I am a newbie in the NN field and I am doing some training with pytorch.
I decided to make a simple vanilla NN.
I used a personal dataset i had with 2377 numerical features and 6277 examples.
My first try was to make the NN predict each single example, so the pseudocode would look like
for i in range(...):
X = ... # features
y = ... # outcome
y_pred = model(X[i])
loss = criterion(y_pred, y)
y_pred.size # [1,1]
y.size # [1,1]
This took about 10 seconds per epoch and i decided to improve it using mini batches.
So i define the batch size at the beginning and the NN in Pytorch is defined like this
batch_size = 30
n_inputs = X.size[1] #2377
## 2 hidden layers
model = nn.Sequential(
nn.Linear(n_inputs, 1024),
nn.ReLU(),
nn.Linear(1024, 512),
nn.ReLU(),
nn.Linear(512, 356),
nn.ReLU(),
nn.Linear(356, batch_size),
nn.ReLU(),
)
And then I do the training in batches
for epoch in range(5):
totalloss = 0
permutation = torch.randperm(X.size()[0])
for i in range(0, X.size()[0], batch_size):
optimizer.zero_grad()
indices = permutation[i:i+batch_size]
batch_x, batch_y = x[indices], y[indices]
ypred = model(batch_x)
loss = criterion(ypred, batch_y)
totalloss += loss.item()
## update the weights
loss.backward()
optimizer.step()
Now the problem is that my NN always outputs 100 values but the last batch size can vary.
In fact, if i choose 100 as batch size the last batch will be made of 77 examples (6277%100).
I am sure there is a way around this problem, and that there is a mistake in my structure, but i cannot see it.
Can you help me generalize the training in batch to work with any number of examples and batch size?
I don't know why the other answer was accepted, as there is a fundamental misunderstanding in the way you constructed the model in the question! And the other answer does not take this into account.

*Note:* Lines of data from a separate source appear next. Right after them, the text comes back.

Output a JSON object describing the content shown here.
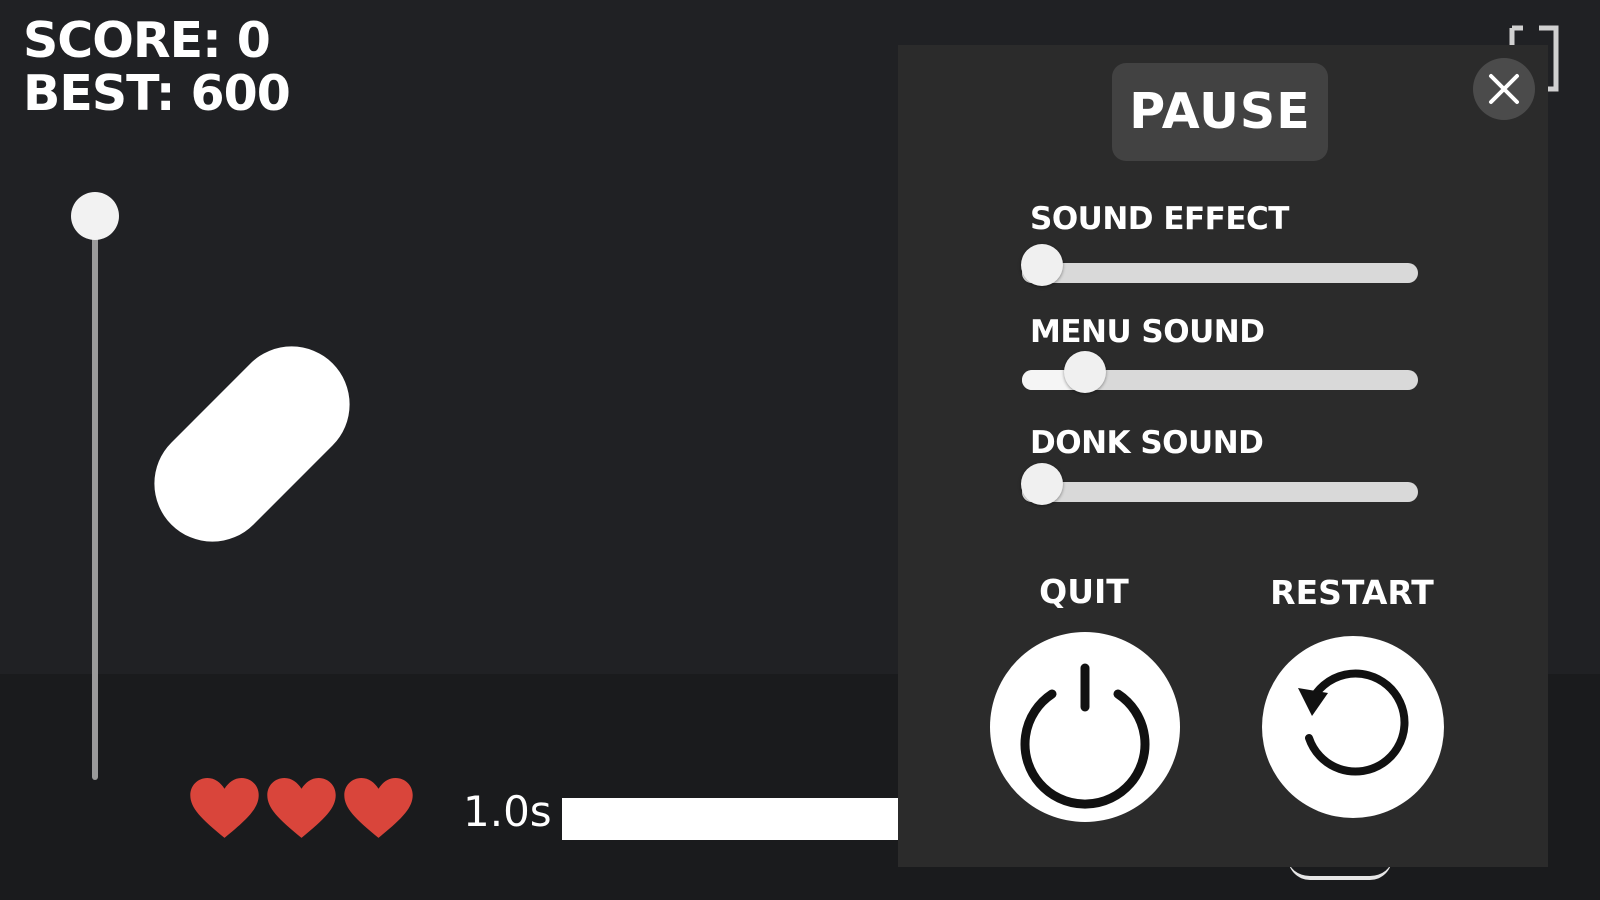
{
  "hud": {
    "score_label": "SCORE: 0",
    "best_label": "BEST: 600",
    "score": 0,
    "best": 600,
    "lives": 3,
    "timer_text": "1.0s"
  },
  "pause_menu": {
    "title": "PAUSE",
    "sliders": [
      {
        "label": "SOUND EFFECT",
        "value": 0.05
      },
      {
        "label": "MENU SOUND",
        "value": 0.16
      },
      {
        "label": "DONK SOUND",
        "value": 0.05
      }
    ],
    "quit_label": "QUIT",
    "restart_label": "RESTART"
  },
  "icons": {
    "close": "close-icon",
    "quit": "power-icon",
    "restart": "restart-icon",
    "fullscreen": "fullscreen-icon",
    "heart": "heart-icon"
  },
  "colors": {
    "background": "#202124",
    "panel": "#2b2b2b",
    "heart": "#d9453b",
    "white": "#ffffff"
  }
}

When you define a model and its input and output sizes, you still only consider one sample. You don't use batch_size
for scaling the output. When you then give a batch of input data into the model, PyTorch
handles the batch internally and the model gets evaulated on each sample in parallel.
You can look at an official PyTorch tutorial, where they built a model for data on the Fashion MNIST
dataset. Each image in this dataset is (28x28x1)
pixels (greyscale), and there are 10 different classes to predict. Notice the first and last layer:
nn.Linear(28*28, 512)
....
nn.Linear(512, 10)
where the input is the image pixels 28*28
and the output is 10
numbers for 10 classes. You can then use SoftMax
or categorical_crossentropy
for prediction. There is no information on batch sizes in the model itself, as the model doesn't need that.
Most of the time it is no problem to have the last batch a bit smaller than the others. If your batch size is 32
, but the last batch is only 15
samples, the model will just get 15 samples and labels, do the prediction and compare the 15 results to the 15 labels for the last batch.
If for some reason you need all batches to be exactly the same size (e.g. for a stateful LSTM
), then you can use DataLoader
with drop_last=True
. But most of the time, it is not needed and you just hide data from the model if you use it.
Using the DataLoader
is still a good idea, because they can efficiently handle loading your data on CPU, while the model will train on GPU.